Proverbs 17:14-Refusing the temptation to quarrel. How easy it is to get into a fruitless quarrel, especially while we wait. Dropping a matter rather than ruining a day with foolish words can be a door opener for joy.
Proverbs 17:22--Having a happy heart. How do we do this as we wait? Sometimes the "what ifs" invade our thinking, sending the happy heart right out the door. It isn't that we ignore the sadness that often accompanies waiting, pretending it doesn't exist. Instead, we look at how big God is and that He has a purpose for what we are dealing with. Just how big is the God Who loves us? He made everything out of what we can't even see, Hebrews 11:3. He showed His love for us by taking the penalty for our sins upon Himself even while we were sinners who weren't seeking Him, Romans 5:8. He is big enough to take what man means for evil and orchestrate it for our good and His glory, Genesis 50:20. Continuing to fix our eyes on Who God is and His unfathomable love for us can produce the joy of a happy heart even when we sometimes wait with tears in our eyes for Him to work.

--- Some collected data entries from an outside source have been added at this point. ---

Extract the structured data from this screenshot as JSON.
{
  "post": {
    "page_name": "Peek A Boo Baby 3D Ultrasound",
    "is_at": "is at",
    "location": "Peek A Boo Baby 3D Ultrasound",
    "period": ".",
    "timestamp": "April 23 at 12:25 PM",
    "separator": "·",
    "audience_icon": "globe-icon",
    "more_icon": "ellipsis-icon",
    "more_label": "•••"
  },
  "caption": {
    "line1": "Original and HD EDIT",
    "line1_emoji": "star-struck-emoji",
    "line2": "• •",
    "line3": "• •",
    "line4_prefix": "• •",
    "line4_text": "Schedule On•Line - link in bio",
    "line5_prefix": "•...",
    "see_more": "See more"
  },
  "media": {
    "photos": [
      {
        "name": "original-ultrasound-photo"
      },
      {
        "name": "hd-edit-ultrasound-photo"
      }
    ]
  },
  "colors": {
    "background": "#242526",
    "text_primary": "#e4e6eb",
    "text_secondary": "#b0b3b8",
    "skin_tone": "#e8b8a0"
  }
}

Proverbs 17:27-28-Don't talk too much. I heard of a man whose grandma told him to speak everything that came to mind. That was the way to live. However, God says to use restraint concerning what we say. Even good words have a time and a place. Sometimes as we wait, it might be tempting to speak too much on too many occasions. How much better it might be that we talk with God more and lean on Him to know when we should share both our hurts and our wisdom.
Lord, as we wait and obey, please renew our strength. You never grow weary as we do, and You give strength to those of us who are worn out. You have said that we will soar as eagles do and that we won't faint because of Your power which You freely give us, Isaiah 40:28-31.